Endocrinology was especially vulnerable to controversy at the time because there was virtually no purification of extracts or regulation of their clinical use. Clinical applications—collectively termed organotherapy —were
made of many kinds of unspecified organ extracts, including gonadal extracts. The popular press reported hotly debated claims of the effectiveness of such treatments for a wide variety of problems. According to Borell, the resulting "tension between the clinic and the laboratory became a major feature of the early years of endocrinological research," especially regarding gonadal extracts.[6] Shortly after Brown-Séquard's work, the discovery that thyroid extracts alleviated myxedema (1891) and the identification of adrenaline (1894) and secretin (1902) fueled the organotherapy debate between clinicians and laboratory scientists. The "use of organ extracts by practitioners ... quickly outstripped study of these same preparations by experimentalists" (Borell 1985:3). This intense use was also related to the rise of serotherapy (immunology) at about the same time (Borell 1976a). Both were viewed as new miracles of scientific medicine.
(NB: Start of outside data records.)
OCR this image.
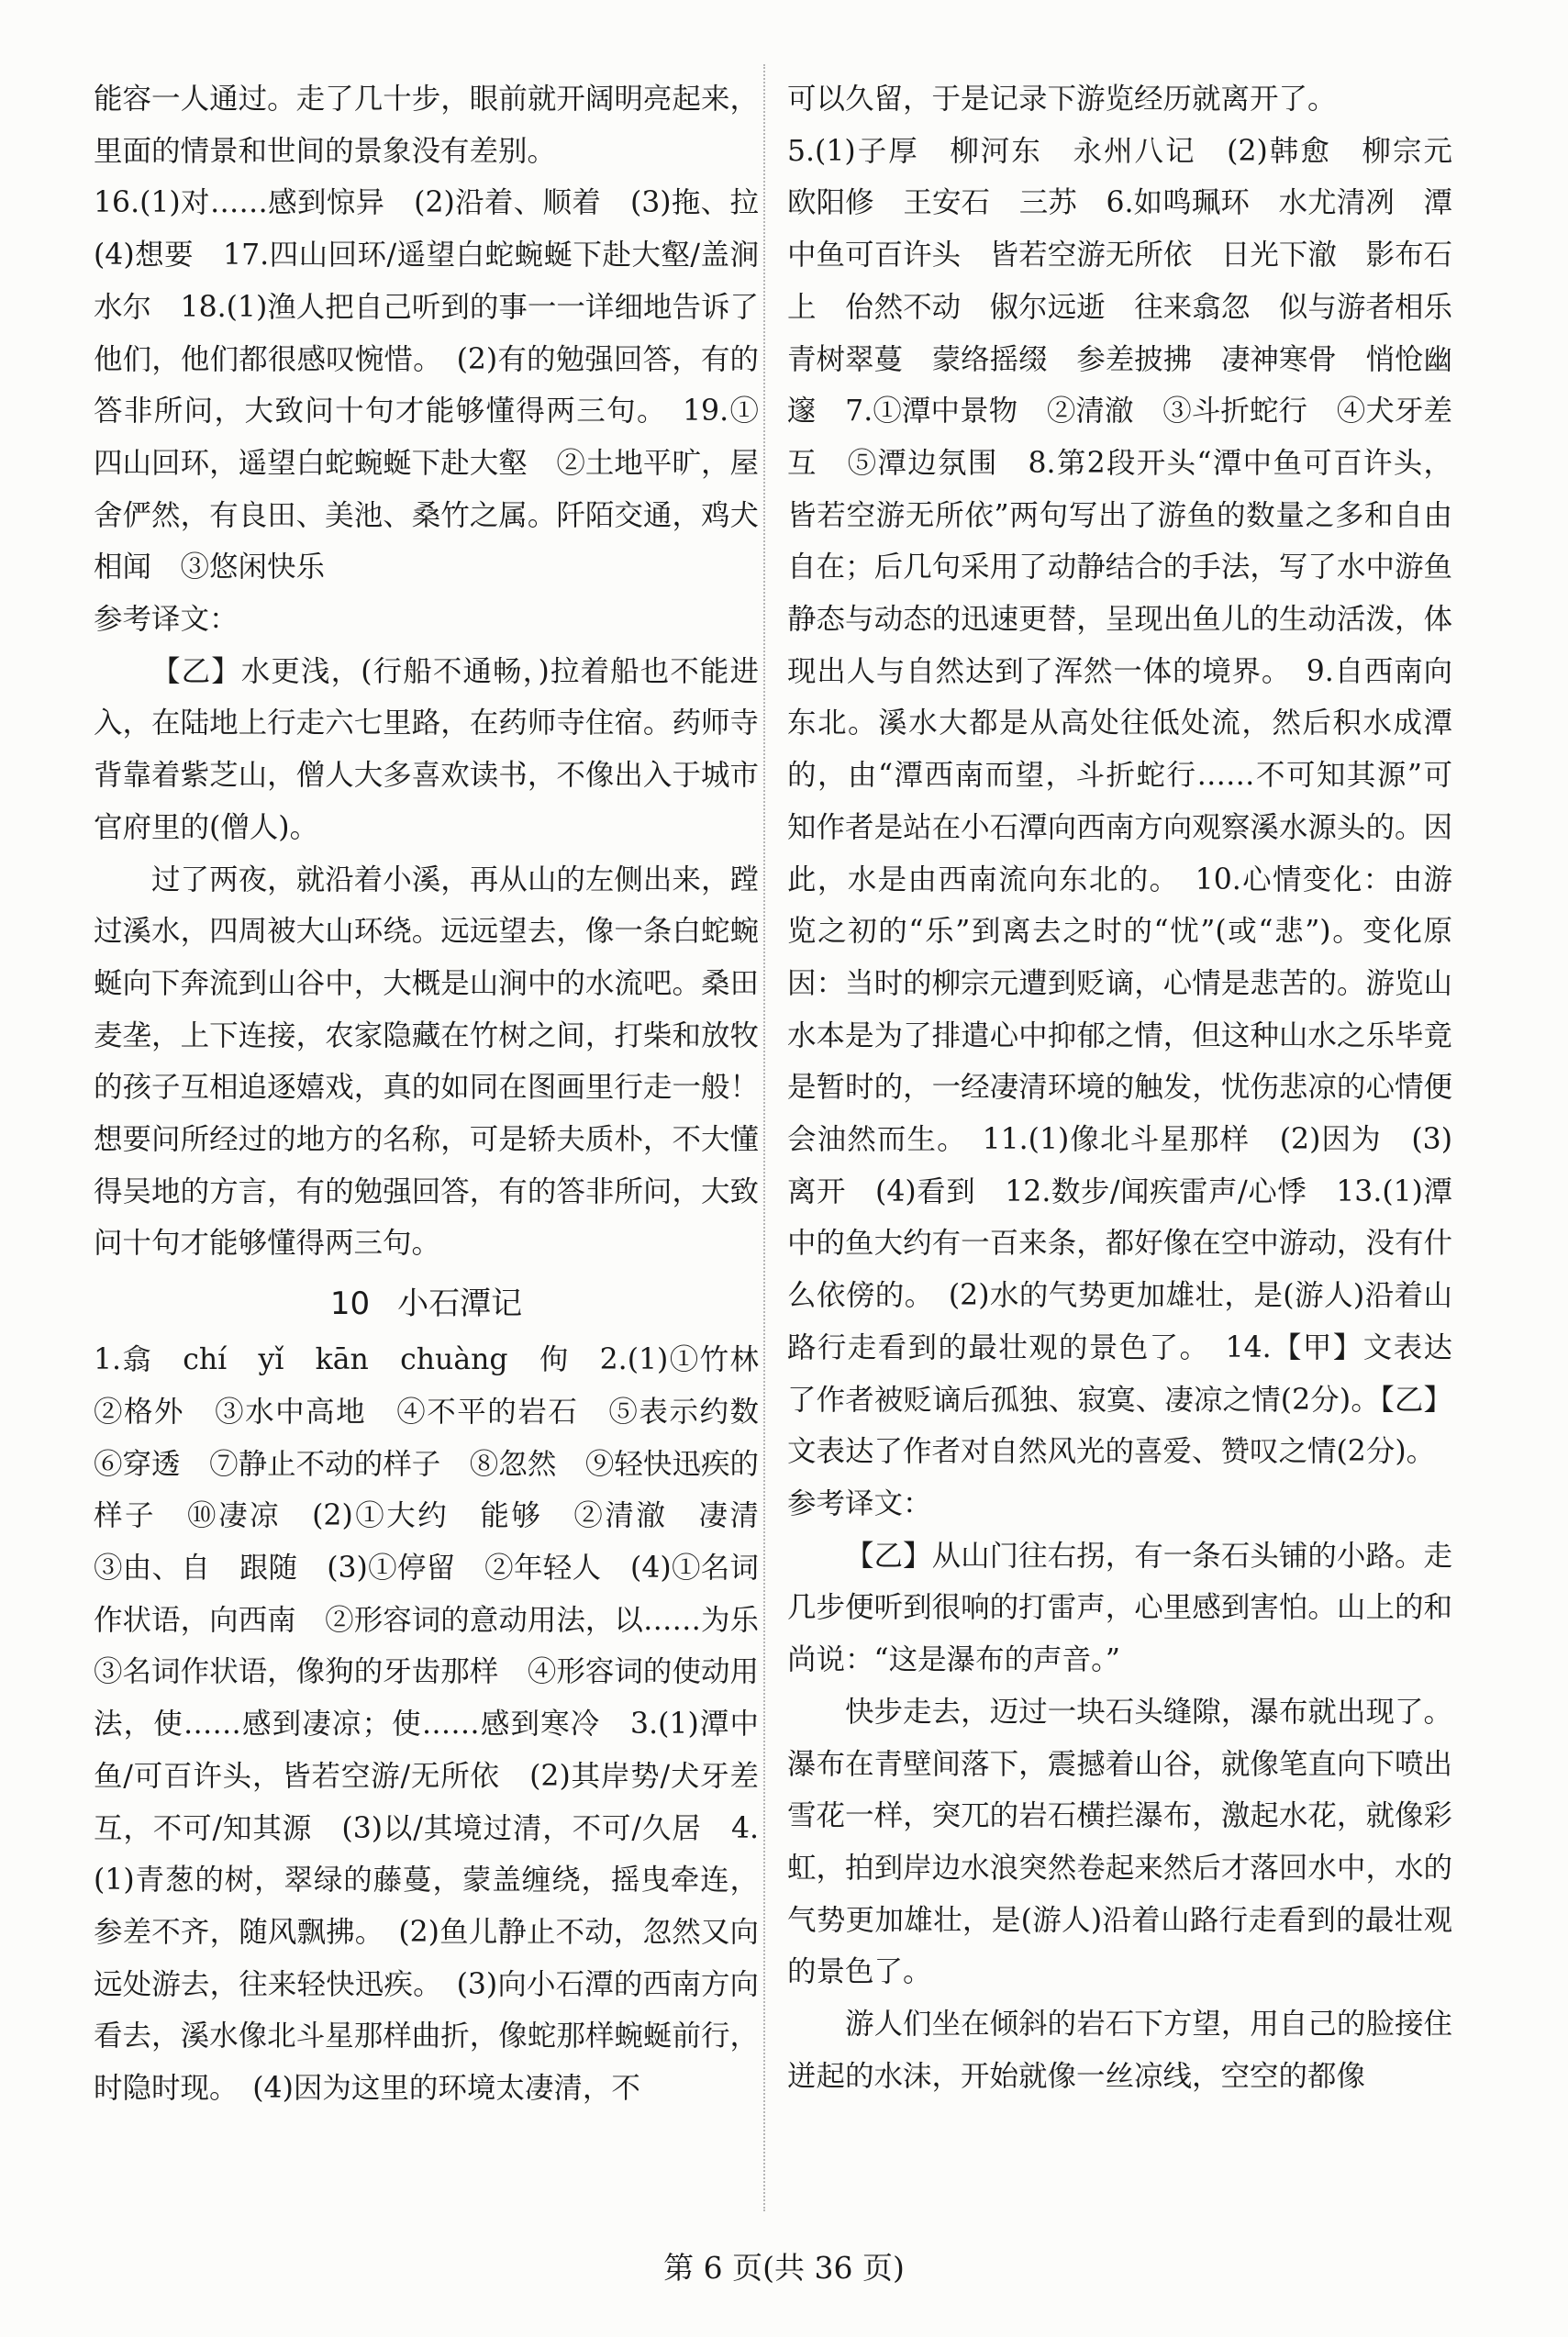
能容一人通过。走了几十步，眼前就开阔明亮起来，里面的情景和世间的景象没有差别。

16.(1)对……感到惊异　(2)沿着、顺着　(3)拖、拉　(4)想要　17.四山回环/遥望白蛇蜿蜒下赴大壑/盖涧水尔　18.(1)渔人把自己听到的事一一详细地告诉了他们，他们都很感叹惋惜。　(2)有的勉强回答，有的答非所问，大致问十句才能够懂得两三句。　19.①四山回环，遥望白蛇蜿蜒下赴大壑　②土地平旷，屋舍俨然，有良田、美池、桑竹之属。阡陌交通，鸡犬相闻　③悠闲快乐

参考译文：

【乙】水更浅，(行船不通畅，)拉着船也不能进入，在陆地上行走六七里路，在药师寺住宿。药师寺背靠着紫芝山，僧人大多喜欢读书，不像出入于城市官府里的(僧人)。

过了两夜，就沿着小溪，再从山的左侧出来，蹚过溪水，四周被大山环绕。远远望去，像一条白蛇蜿蜒向下奔流到山谷中，大概是山涧中的水流吧。桑田麦垄，上下连接，农家隐藏在竹树之间，打柴和放牧的孩子互相追逐嬉戏，真的如同在图画里行走一般！想要问所经过的地方的名称，可是轿夫质朴，不大懂得吴地的方言，有的勉强回答，有的答非所问，大致问十句才能够懂得两三句。

10 小石潭记

1.翕　chí　yǐ　kān　chuàng　佝　2.(1)①竹林　②格外　③水中高地　④不平的岩石　⑤表示约数　⑥穿透　⑦静止不动的样子　⑧忽然　⑨轻快迅疾的样子　⑩凄凉　(2)①大约　能够　②清澈　凄清　③由、自　跟随　(3)①停留　②年轻人　(4)①名词作状语，向西南　②形容词的意动用法，以……为乐　③名词作状语，像狗的牙齿那样　④形容词的使动用法，使……感到凄凉；使……感到寒冷　3.(1)潭中鱼/可百许头，皆若空游/无所依　(2)其岸势/犬牙差互，不可/知其源　(3)以/其境过清，不可/久居　4.(1)青葱的树，翠绿的藤蔓，蒙盖缠绕，摇曳牵连，参差不齐，随风飘拂。　(2)鱼儿静止不动，忽然又向远处游去，往来轻快迅疾。　(3)向小石潭的西南方向看去，溪水像北斗星那样曲折，像蛇那样蜿蜒前行，时隐时现。　(4)因为这里的环境太凄清，不

可以久留，于是记录下游览经历就离开了。

5.(1)子厚　柳河东　永州八记　(2)韩愈　柳宗元　欧阳修　王安石　三苏　6.如鸣珮环　水尤清冽　潭中鱼可百许头　皆若空游无所依　日光下澈　影布石上　佁然不动　俶尔远逝　往来翕忽　似与游者相乐　青树翠蔓　蒙络摇缀　参差披拂　凄神寒骨　悄怆幽邃　7.①潭中景物　②清澈　③斗折蛇行　④犬牙差互　⑤潭边氛围　8.第2段开头“潭中鱼可百许头，皆若空游无所依”两句写出了游鱼的数量之多和自由自在；后几句采用了动静结合的手法，写了水中游鱼静态与动态的迅速更替，呈现出鱼儿的生动活泼，体现出人与自然达到了浑然一体的境界。　9.自西南向东北。溪水大都是从高处往低处流，然后积水成潭的，由“潭西南而望，斗折蛇行……不可知其源”可知作者是站在小石潭向西南方向观察溪水源头的。因此，水是由西南流向东北的。　10.心情变化：由游览之初的“乐”到离去之时的“忧”(或“悲”)。变化原因：当时的柳宗元遭到贬谪，心情是悲苦的。游览山水本是为了排遣心中抑郁之情，但这种山水之乐毕竟是暂时的，一经凄清环境的触发，忧伤悲凉的心情便会油然而生。　11.(1)像北斗星那样　(2)因为　(3)离开　(4)看到　12.数步/闻疾雷声/心悸　13.(1)潭中的鱼大约有一百来条，都好像在空中游动，没有什么依傍的。　(2)水的气势更加雄壮，是(游人)沿着山路行走看到的最壮观的景色了。　14.【甲】文表达了作者被贬谪后孤独、寂寞、凄凉之情(2分)。【乙】文表达了作者对自然风光的喜爱、赞叹之情(2分)。

参考译文：

【乙】从山门往右拐，有一条石头铺的小路。走几步便听到很响的打雷声，心里感到害怕。山上的和尚说：“这是瀑布的声音。”

快步走去，迈过一块石头缝隙，瀑布就出现了。瀑布在青壁间落下，震撼着山谷，就像笔直向下喷出雪花一样，突兀的岩石横拦瀑布，激起水花，就像彩虹，拍到岸边水浪突然卷起来然后才落回水中，水的气势更加雄壮，是(游人)沿着山路行走看到的最壮观的景色了。

游人们坐在倾斜的岩石下方望，用自己的脸接住迸起的水沫，开始就像一丝凉线，空空的都像

第 6 页(共 36 页)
In 1895 Edward Schafer (later Sir Edward Sharpey-Shafer), a British physiologist and endocrinologist, became a laboratory-based champion of and spokesman for the theory of internal secretion. To counteract the sensationalism of organotherapeutic claims, he "was stern in his demeanor and terse in his accounts of progress" (Borell 1976a:314). Borell also credits him with salvaging endocrinology from morally based scientific exclusion through his editorship of the Quarterly Journal of Experimental Physiology and his own research. Saved from expulsion from physiology, endocrinology became what he termed the "New [Chemical] Physiology." Thyroid extract, adrenaline, and secretin, with their concrete, respectable, and nonsexual applications, helped to legitimate and promote endocrinology. The term hormone was introduced in 1905 by Ernest Starling, another British investigator, to specify blood-borne chemicals serving physiological functions. Starling noted that although chemical substances were as important to physiological regulation as nervous stimuli, their study had been previously overlooked.[7] Gradually, endocrinology itself became a specialty, segmenting off from general physiology.[8] In general endocrinology before World War I, the main contributors were British and German scientists. Because of the war itself and the increased prestige and funding of American scientific and medical research after the war, initiative then shifted to the United States, although British, French, Dutch, and German researchers continued to make contributions.[9]